Wednesday, 7 November 2012

Conspiracies against the laity

I get e-mail from some web marketing outfit:
Hi,

I help companies push negative reports about their businesses down the Google rankings, replacing them with positive ones.

Or some companies just want their best testimonials to rank highly on Google.

Is this something that you might be interested in?

Yours sincerely,

Anthony
This disarmingly straight-to-the-point sales pitch to potential clients is a refreshing change from the disingenuous boilerplate issued by the marketing/advertising/public relations industry for public consumption ('with marketing, businesses attempt to inform consumers about the existence of a product or a company, and its benefits','Advertisers seek only to ensure that consumers make informed choices','The public relations industry also has prevented consumer injury and illness, raised awareness of products that have improved our quality of life, advanced worthwhile causes...').

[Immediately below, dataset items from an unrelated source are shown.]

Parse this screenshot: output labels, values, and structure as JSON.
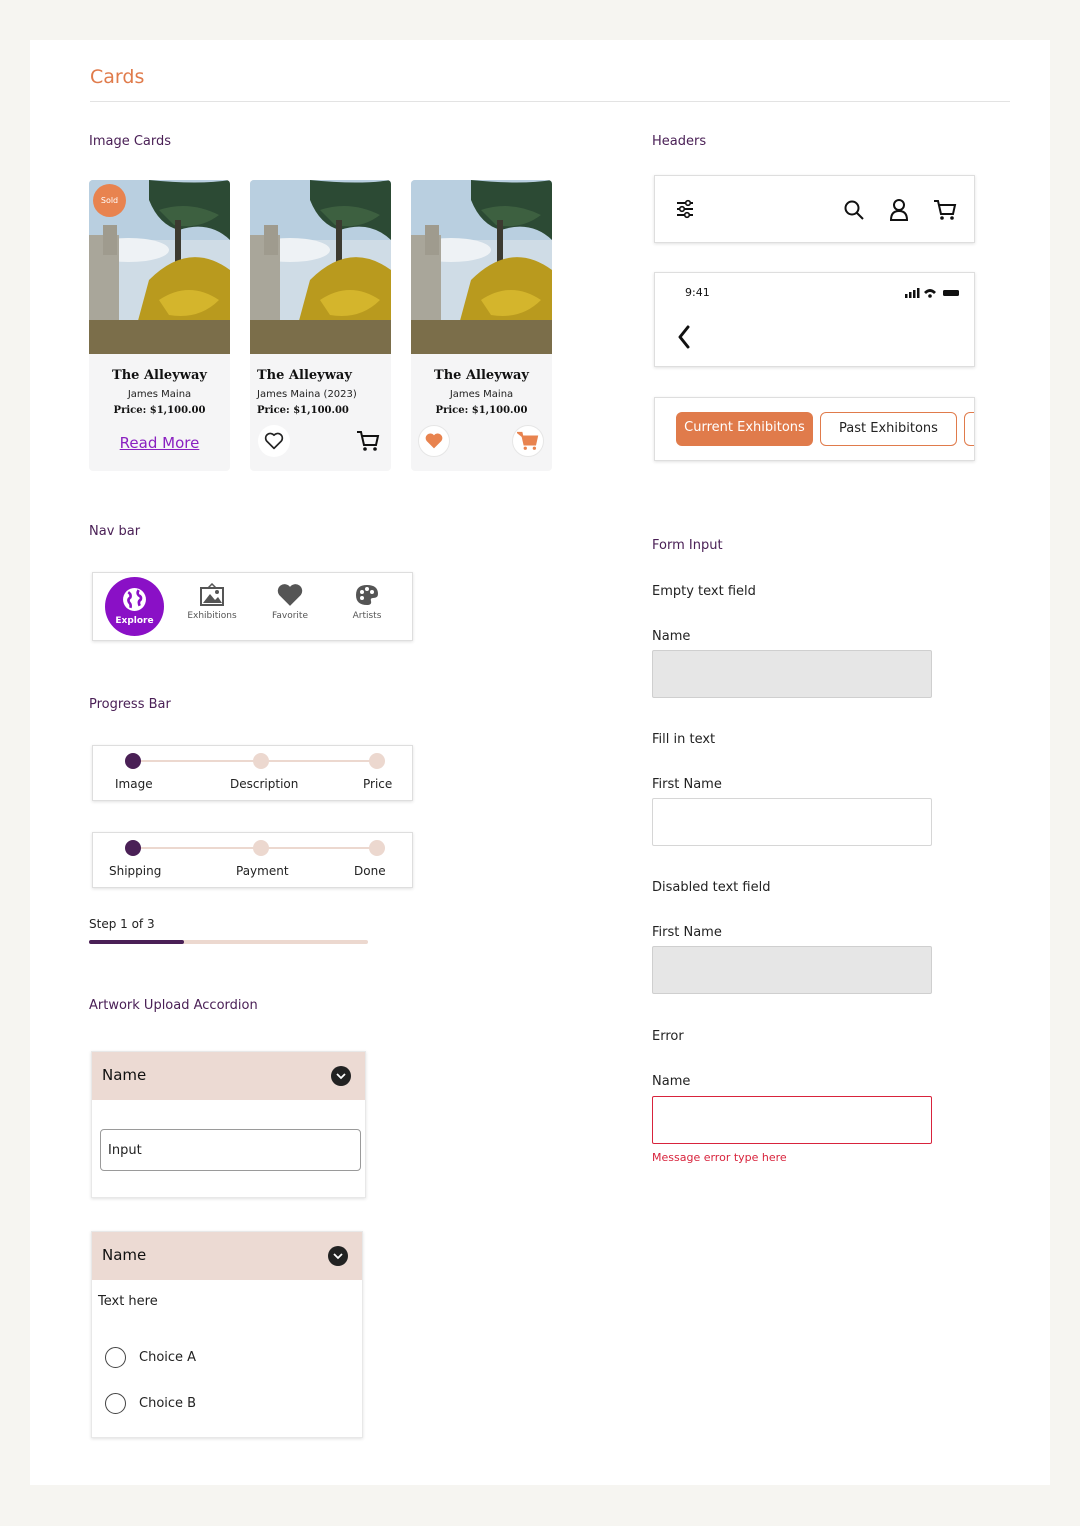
{
  "page": {
    "title": "Cards"
  },
  "sections": {
    "image_cards": "Image Cards",
    "headers": "Headers",
    "nav_bar": "Nav bar",
    "form_input": "Form Input",
    "progress_bar": "Progress Bar",
    "accordion": "Artwork Upload Accordion"
  },
  "cards": [
    {
      "badge": "Sold",
      "title": "The Alleyway",
      "artist": "James Maina",
      "price": "Price: $1,100.00",
      "link": "Read More"
    },
    {
      "title": "The Alleyway",
      "artist": "James Maina (2023)",
      "price": "Price: $1,100.00",
      "favorite_icon": "heart-outline-icon",
      "cart_icon": "cart-icon"
    },
    {
      "title": "The Alleyway",
      "artist": "James Maina",
      "price": "Price: $1,100.00",
      "favorite_icon": "heart-filled-icon",
      "cart_icon": "cart-filled-icon",
      "active_color": "#e8834f"
    }
  ],
  "header_bar": {
    "icons": [
      "filter-icon",
      "search-icon",
      "user-icon",
      "cart-icon"
    ]
  },
  "mobile_header": {
    "time": "9:41",
    "back_icon": "chevron-left-icon"
  },
  "tabs": {
    "active": "Current Exhibitons",
    "inactive": "Past Exhibitons",
    "accent": "#e07b4b"
  },
  "nav": {
    "items": [
      {
        "label": "Explore",
        "icon": "globe-icon",
        "active": true
      },
      {
        "label": "Exhibitions",
        "icon": "image-icon"
      },
      {
        "label": "Favorite",
        "icon": "heart-icon"
      },
      {
        "label": "Artists",
        "icon": "palette-icon"
      }
    ],
    "active_color": "#8a10c6"
  },
  "progress": {
    "stepper1": [
      "Image",
      "Description",
      "Price"
    ],
    "stepper2": [
      "Shipping",
      "Payment",
      "Done"
    ],
    "step_text": "Step 1 of 3",
    "step_fraction": 0.34,
    "active_color": "#4a2056",
    "inactive_color": "#ecd8cf"
  },
  "accordion": {
    "first": {
      "title": "Name",
      "input_value": "Input"
    },
    "second": {
      "title": "Name",
      "text": "Text here",
      "choices": [
        "Choice A",
        "Choice B"
      ]
    }
  },
  "form": {
    "empty": {
      "heading": "Empty text field",
      "label": "Name"
    },
    "fill": {
      "heading": "Fill in text",
      "label": "First Name"
    },
    "disabled": {
      "heading": "Disabled text field",
      "label": "First Name"
    },
    "error": {
      "heading": "Error",
      "label": "Name",
      "message": "Message error type here",
      "color": "#d8233c"
    }
  }
}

Far from simply informing consumers when somebody's come up with a better mousetrap, the bullshit industry is also in the business of burying bad news and sexing up the faintest glimmer of positivity. It does trade in facts, but facts heavily adulterated by distortion and misinformation.

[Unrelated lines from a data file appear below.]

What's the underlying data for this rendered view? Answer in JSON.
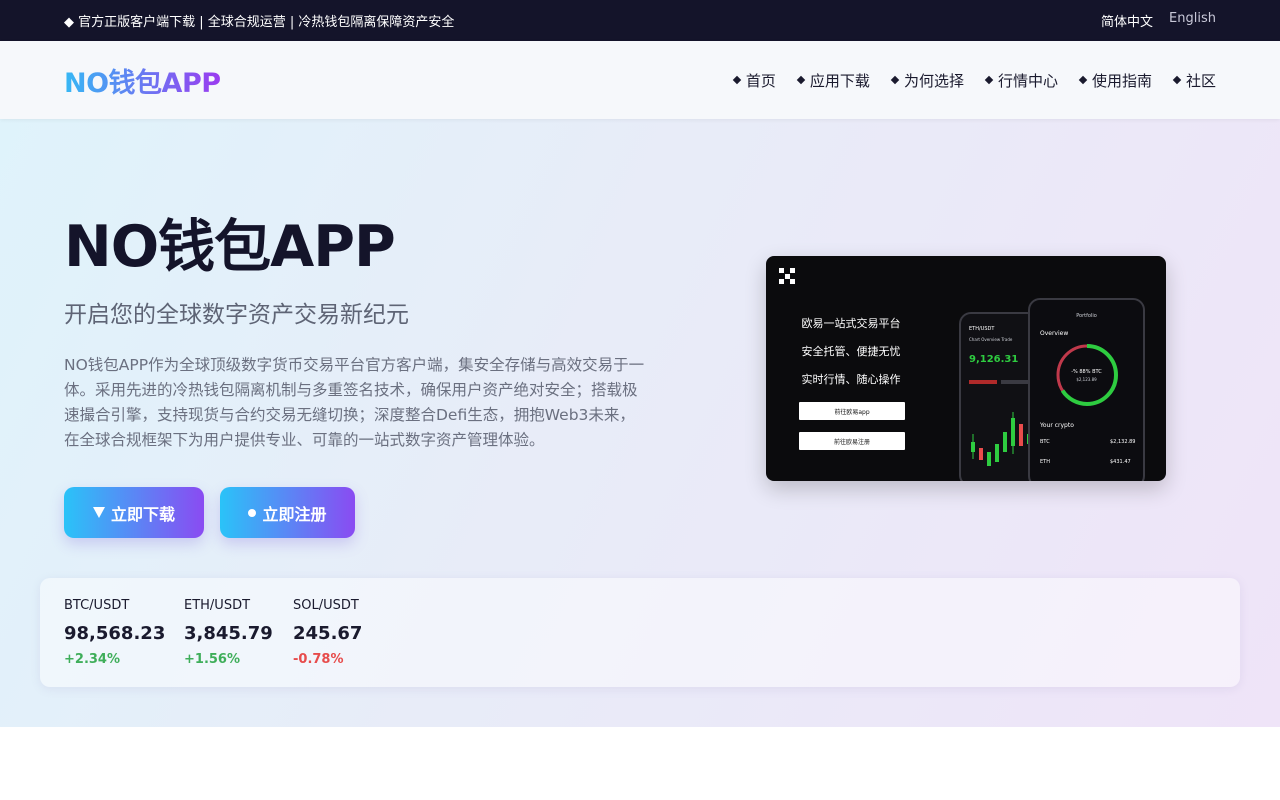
{
  "topbar": {
    "notice": "◆ 官方正版客户端下载 | 全球合规运营 | 冷热钱包隔离保障资产安全",
    "lang_zh": "简体中文",
    "lang_en": "English"
  },
  "header": {
    "logo": "NO钱包APP",
    "nav": [
      {
        "label": "首页"
      },
      {
        "label": "应用下载"
      },
      {
        "label": "为何选择"
      },
      {
        "label": "行情中心"
      },
      {
        "label": "使用指南"
      },
      {
        "label": "社区"
      }
    ]
  },
  "hero": {
    "title": "NO钱包APP",
    "subtitle": "开启您的全球数字资产交易新纪元",
    "description": "NO钱包APP作为全球顶级数字货币交易平台官方客户端，集安全存储与高效交易于一体。采用先进的冷热钱包隔离机制与多重签名技术，确保用户资产绝对安全；搭载极速撮合引擎，支持现货与合约交易无缝切换；深度整合Defi生态，拥抱Web3未来，在全球合规框架下为用户提供专业、可靠的一站式数字资产管理体验。",
    "download_label": "立即下载",
    "register_label": "立即注册"
  },
  "promo": {
    "line1": "欧易一站式交易平台",
    "line2": "安全托管、便捷无忧",
    "line3": "实时行情、随心操作",
    "btn1": "前往欧易app",
    "btn2": "前往欧易注册",
    "phone1": {
      "pair": "ETH/USDT",
      "tabs": "Chart   Overview   Trade",
      "price": "9,126.31"
    },
    "phone2": {
      "header": "Portfolio",
      "overview": "Overview",
      "ring_pct": "-% 88% BTC",
      "ring_val": "$2,123.89",
      "your_crypto": "Your crypto",
      "rows": [
        {
          "name": "BTC",
          "value": "$2,132.89"
        },
        {
          "name": "ETH",
          "value": "$431.47"
        }
      ]
    }
  },
  "ticker": [
    {
      "pair": "BTC/USDT",
      "price": "98,568.23",
      "change": "+2.34%",
      "direction": "up"
    },
    {
      "pair": "ETH/USDT",
      "price": "3,845.79",
      "change": "+1.56%",
      "direction": "up"
    },
    {
      "pair": "SOL/USDT",
      "price": "245.67",
      "change": "-0.78%",
      "direction": "down"
    }
  ],
  "colors": {
    "topbar_bg": "#14142a",
    "accent_start": "#2ac3f8",
    "accent_end": "#8a4bf2",
    "up": "#3fae5a",
    "down": "#e74c4c"
  }
}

Adam Smith thought that 'People of the same trade seldom meet together, even for merriment and diversion, but the conversation ends in a conspiracy against the public, or in some contrivance to raise prices'. George Bernard Shaw boiled this down to 'All professions are conspiracies against the laity.' Although true in part, that's a bit unfair to most trades and professions. After all, people need some form of quality assurance - you wouldn't want to unknowingly buy an unroadworthy car, have your wiring done by an untrained electrician, or be treated by a doctor who flunked medical exams. Most trades and professions can make a case that at least some of the costs they impose and some of barriers they erect to outsiders are justified by the need for reasonable standards. Training and regulation cost money and practitioners are entitled to a fair reward for their skills, or for the quality of their product.

It's harder to mount such a defence when you're talking about a trade that purports to inform the public, but routinely confuses, manipulates and misinforms. Sharp practice in itself is nothing new. People have known for centuries that buyers need to beware. But in the modern world, marketing, adverting and PR have become separate professions, turning bullshit from a mere adjunct to the real business of providing a good or service into a full-time specialisation. A specialisation that looks a lot like a real conspiracy against the laity.

I'm not chiefly worried about this in terms of the continuing arms race between buyers and sellers. Buyers have always had to beware and probably always will. Fact of life. Deal with it. What does worry me is the political arms race between the mercenary bullshit industry, pay rolled by the rich and powerful, and voters.

Thomas Jefferson thought that 'wherever the people are well informed they can be trusted with their own government' [my italics]. To modern ears, the tone reeks of patrician condescension, but the central point - that democracy requires not only a choice between alternatives, but an informed choice - is spot on. Hiring in the bullshit noise machine to drown out the still, small voice of reality and create a biddable culture built on paranoia, a distrust of critical thought and a tolerance of lying is the precise opposite of giving people information and choice.

Talk about subversives threatening the democratic process and the image that would probably come to mind would be of tiny bands of militants, radicals or extremists planning direct action in a bedsit somewhere. It seems to me that most of these groups are small fry compared to the well-funded, well-connected professional bullshitters, hired in the hope of subverting the one person, one vote system and delivering a one dollar, one vote outcome to the highest bidder.